叢桂社の学は徳行を以て先となした。淡淵は「其講経不拘漢宋、而別新古、従人所求、或用漢唐伝疏、或用宋明註解」平洲の如きも、「講説経義、不拘拘于字句、据古註疏為解、不好参考宋元明清諸家」と云ふのである。要するに、折衷に満足して考証に沈潜しない。学問を学問として研窮せずに、其応用に重きを置く。即ち尋常為政者の喜ぶ所となるべき学風である。

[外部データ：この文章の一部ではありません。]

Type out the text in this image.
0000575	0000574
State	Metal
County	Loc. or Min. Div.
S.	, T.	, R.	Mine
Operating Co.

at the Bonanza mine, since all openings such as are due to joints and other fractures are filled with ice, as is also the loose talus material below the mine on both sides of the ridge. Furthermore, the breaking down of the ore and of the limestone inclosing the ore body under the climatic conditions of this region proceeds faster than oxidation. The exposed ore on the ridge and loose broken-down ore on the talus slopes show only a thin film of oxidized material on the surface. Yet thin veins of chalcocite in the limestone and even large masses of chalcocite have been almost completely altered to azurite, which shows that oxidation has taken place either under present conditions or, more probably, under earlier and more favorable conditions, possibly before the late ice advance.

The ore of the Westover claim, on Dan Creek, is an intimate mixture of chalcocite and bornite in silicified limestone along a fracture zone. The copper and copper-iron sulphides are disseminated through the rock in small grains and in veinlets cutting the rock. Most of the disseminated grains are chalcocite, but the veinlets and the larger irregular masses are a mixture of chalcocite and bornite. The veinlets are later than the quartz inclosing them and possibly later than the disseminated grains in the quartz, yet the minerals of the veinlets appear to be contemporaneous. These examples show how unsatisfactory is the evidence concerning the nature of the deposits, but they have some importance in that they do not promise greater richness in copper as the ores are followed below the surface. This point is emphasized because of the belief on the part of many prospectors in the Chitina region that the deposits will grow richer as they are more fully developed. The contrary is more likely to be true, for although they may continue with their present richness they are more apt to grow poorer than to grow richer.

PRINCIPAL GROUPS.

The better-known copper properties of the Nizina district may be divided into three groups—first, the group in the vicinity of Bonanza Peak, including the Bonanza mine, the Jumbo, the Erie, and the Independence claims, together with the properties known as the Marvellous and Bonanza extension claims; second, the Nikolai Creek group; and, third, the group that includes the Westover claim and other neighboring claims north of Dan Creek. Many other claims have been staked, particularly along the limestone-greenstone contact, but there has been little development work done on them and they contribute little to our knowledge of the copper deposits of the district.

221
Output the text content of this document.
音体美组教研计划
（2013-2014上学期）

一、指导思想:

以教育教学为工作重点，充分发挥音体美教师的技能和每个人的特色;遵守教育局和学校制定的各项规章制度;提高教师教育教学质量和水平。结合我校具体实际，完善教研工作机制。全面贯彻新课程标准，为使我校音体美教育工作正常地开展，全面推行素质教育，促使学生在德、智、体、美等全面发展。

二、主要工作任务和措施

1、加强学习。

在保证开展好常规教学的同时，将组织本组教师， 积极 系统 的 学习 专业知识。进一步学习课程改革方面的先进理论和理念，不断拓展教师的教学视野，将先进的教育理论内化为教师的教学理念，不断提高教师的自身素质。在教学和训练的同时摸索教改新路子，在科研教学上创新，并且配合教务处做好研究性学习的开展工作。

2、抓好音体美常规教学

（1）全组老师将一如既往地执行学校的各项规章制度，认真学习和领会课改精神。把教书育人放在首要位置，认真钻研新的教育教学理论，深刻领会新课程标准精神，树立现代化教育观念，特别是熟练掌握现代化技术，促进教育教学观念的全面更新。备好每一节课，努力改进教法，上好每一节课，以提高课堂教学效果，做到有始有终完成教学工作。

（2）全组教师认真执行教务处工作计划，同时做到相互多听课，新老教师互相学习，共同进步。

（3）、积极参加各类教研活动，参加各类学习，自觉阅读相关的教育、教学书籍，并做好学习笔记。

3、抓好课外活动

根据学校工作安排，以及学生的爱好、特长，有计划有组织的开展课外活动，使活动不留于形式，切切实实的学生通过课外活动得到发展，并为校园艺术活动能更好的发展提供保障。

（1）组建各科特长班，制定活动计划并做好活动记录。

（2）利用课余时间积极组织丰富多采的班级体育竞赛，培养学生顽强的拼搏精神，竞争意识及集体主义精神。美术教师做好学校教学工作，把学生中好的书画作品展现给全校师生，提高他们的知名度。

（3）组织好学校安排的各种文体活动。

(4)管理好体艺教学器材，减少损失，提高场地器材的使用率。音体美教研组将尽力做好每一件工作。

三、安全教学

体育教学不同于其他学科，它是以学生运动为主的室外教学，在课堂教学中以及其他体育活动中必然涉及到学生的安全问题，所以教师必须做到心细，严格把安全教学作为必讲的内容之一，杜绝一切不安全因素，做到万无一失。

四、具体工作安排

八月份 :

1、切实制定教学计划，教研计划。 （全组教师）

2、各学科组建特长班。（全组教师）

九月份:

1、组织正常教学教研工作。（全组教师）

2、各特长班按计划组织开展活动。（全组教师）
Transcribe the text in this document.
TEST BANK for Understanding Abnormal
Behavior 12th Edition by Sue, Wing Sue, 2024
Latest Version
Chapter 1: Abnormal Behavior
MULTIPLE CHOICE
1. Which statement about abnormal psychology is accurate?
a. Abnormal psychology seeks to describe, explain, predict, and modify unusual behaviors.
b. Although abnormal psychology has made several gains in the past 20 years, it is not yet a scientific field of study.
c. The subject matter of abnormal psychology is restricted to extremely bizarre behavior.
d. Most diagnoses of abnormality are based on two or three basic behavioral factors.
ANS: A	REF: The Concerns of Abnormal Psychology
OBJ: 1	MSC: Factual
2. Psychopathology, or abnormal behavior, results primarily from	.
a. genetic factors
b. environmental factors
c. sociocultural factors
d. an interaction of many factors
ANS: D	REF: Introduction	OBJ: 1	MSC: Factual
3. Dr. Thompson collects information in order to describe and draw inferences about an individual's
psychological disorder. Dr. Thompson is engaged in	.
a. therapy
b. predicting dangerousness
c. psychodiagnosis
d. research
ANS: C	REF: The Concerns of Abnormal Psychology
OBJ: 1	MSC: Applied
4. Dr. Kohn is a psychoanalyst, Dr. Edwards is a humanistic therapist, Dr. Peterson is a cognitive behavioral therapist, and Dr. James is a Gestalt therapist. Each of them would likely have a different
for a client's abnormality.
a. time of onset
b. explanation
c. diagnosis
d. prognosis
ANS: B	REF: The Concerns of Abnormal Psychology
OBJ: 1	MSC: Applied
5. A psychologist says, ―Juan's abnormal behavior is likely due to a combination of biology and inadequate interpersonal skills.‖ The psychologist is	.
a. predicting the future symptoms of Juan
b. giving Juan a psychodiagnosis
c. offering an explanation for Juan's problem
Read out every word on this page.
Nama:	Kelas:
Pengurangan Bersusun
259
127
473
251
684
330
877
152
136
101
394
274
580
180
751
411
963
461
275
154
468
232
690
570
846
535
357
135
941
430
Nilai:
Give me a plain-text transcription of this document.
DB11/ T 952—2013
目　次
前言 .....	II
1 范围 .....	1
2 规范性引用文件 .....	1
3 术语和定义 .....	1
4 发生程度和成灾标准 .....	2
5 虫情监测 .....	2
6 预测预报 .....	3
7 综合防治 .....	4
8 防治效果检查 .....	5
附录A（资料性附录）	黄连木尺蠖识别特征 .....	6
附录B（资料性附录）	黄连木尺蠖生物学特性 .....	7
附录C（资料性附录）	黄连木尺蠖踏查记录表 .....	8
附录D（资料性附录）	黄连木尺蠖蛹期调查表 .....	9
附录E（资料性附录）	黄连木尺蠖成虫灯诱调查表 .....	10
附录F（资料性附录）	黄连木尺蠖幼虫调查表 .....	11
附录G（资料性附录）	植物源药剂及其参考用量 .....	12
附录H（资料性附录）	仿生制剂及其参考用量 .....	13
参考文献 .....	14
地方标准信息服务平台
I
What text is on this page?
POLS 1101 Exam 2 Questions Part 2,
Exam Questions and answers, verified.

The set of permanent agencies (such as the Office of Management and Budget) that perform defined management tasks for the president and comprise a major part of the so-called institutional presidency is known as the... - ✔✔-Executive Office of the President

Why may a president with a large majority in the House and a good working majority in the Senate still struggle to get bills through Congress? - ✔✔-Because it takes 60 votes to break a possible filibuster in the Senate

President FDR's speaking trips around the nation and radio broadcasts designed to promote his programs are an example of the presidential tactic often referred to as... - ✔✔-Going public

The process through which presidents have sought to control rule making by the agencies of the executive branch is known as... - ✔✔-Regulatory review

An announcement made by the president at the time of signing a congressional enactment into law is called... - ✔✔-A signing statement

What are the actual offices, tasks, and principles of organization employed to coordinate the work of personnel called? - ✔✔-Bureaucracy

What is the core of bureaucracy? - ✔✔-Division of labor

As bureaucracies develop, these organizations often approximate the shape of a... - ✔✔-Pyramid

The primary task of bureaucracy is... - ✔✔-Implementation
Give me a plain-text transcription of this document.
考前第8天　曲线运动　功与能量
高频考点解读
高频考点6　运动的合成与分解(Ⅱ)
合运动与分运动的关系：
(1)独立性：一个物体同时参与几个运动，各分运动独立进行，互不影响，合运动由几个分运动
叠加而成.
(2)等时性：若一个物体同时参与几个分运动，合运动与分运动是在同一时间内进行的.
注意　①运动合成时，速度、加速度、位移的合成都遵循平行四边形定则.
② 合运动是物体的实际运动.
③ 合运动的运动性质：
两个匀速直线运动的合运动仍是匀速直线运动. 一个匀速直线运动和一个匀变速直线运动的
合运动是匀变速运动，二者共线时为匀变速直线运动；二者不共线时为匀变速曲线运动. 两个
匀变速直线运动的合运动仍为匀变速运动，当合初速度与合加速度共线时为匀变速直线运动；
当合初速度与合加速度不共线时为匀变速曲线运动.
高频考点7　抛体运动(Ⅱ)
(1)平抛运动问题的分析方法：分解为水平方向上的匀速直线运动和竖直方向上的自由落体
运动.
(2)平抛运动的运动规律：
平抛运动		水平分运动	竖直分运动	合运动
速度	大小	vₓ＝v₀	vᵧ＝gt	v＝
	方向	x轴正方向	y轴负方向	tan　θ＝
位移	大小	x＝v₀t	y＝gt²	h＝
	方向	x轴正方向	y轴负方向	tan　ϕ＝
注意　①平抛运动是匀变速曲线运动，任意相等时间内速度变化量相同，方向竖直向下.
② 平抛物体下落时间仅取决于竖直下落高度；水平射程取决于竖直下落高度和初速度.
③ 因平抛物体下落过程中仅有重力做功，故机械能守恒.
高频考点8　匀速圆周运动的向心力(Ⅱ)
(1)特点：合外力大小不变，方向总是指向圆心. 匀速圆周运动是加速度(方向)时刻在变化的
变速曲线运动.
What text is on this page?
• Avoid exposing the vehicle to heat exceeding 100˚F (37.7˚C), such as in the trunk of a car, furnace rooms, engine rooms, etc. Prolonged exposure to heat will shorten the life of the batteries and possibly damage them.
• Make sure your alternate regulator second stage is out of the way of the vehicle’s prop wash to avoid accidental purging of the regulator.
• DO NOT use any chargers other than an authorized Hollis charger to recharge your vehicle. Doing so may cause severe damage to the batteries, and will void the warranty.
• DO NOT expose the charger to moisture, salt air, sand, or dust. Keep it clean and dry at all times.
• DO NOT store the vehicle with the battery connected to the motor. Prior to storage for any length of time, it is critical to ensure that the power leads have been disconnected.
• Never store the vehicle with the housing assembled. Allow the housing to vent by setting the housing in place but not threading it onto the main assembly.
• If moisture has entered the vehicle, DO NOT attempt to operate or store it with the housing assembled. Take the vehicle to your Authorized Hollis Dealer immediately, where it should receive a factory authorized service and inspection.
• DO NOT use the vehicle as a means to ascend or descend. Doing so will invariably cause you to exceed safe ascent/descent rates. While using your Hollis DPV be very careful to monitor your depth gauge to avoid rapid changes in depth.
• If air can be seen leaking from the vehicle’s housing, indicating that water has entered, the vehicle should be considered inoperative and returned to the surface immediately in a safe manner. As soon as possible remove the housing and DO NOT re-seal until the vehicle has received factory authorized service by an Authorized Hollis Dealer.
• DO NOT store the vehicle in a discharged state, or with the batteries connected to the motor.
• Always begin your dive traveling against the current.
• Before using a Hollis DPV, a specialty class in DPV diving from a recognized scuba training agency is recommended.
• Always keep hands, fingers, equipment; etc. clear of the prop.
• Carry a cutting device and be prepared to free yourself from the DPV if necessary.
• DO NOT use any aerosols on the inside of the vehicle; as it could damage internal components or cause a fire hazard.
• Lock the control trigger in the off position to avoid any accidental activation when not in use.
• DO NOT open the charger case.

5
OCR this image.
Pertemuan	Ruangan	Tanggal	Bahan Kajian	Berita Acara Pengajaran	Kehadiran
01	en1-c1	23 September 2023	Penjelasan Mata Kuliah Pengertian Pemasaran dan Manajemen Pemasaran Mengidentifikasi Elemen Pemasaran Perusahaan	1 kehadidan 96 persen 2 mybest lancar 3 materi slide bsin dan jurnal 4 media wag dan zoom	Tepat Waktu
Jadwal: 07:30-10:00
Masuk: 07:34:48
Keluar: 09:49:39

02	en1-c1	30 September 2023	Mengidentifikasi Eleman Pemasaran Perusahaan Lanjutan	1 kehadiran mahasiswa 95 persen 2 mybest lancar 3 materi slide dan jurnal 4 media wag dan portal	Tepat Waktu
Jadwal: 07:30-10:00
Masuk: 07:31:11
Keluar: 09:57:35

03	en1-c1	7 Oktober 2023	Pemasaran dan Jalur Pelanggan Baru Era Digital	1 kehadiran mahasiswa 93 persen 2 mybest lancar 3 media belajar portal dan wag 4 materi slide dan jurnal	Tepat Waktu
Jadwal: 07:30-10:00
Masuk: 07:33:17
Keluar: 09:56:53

蘭軒が豊洲の手を経て、此学統より伝へ得た所は何物であらうか。窃《ひそか》に思ふに只蘭軒をして能く拘儒《くじゆ》たることを免れしめただけが、即ち此学統のせめてもの賚《たまもの》ではなかつただらうか。
その十二
蘭軒が泉豊洲の門下にあつた時、同窓の友には狩谷|※[#「木+夜」、第3水準1−85−76]斎《えきさい》、木村|文河《ぶんか》、植村士明、下条寿仙《げでうじゆせん》、春泰の兄弟、横山辰弥等があつた。※[#「木+夜」、第3水準1−85−76]斎の孫女《まごむすめ》は後に蘭軒の子柏軒に嫁し、柏軒の女《むすめ》が又※[#「木+夜」、第3水準1−85−76]斎の養孫《やうそん》矩之《くし》に嫁して、伊沢狩谷の二氏は姻戚の関係を重ねた。
木村文河、名は定良《さだよし》、字《あざな》は駿卿、通称は駿蔵、一に橿園《きやうゑん》と号した。身分は先手与力《さきてよりき》であつた。橘|千蔭《ちかげ》、村田|春海《はるみ》等と交り、草野和歌集を撰んだ人である。
植村士明、名は貞皎、号を知らない。士明は字《あざな》である。江戸の人で、蘭軒と親しかつた。
下条寿仙、名は成玉《せいぎよく》、字は叔琢《しゆくたく》である。信濃国筑摩郡松本の城主松平丹波守|光行《みつゆき》の医官になつた。寿仙の弟春泰、名は世簡《せいかん》、字は季父《きふ》である。横山の事は未だ詳《つまびらか》にしない。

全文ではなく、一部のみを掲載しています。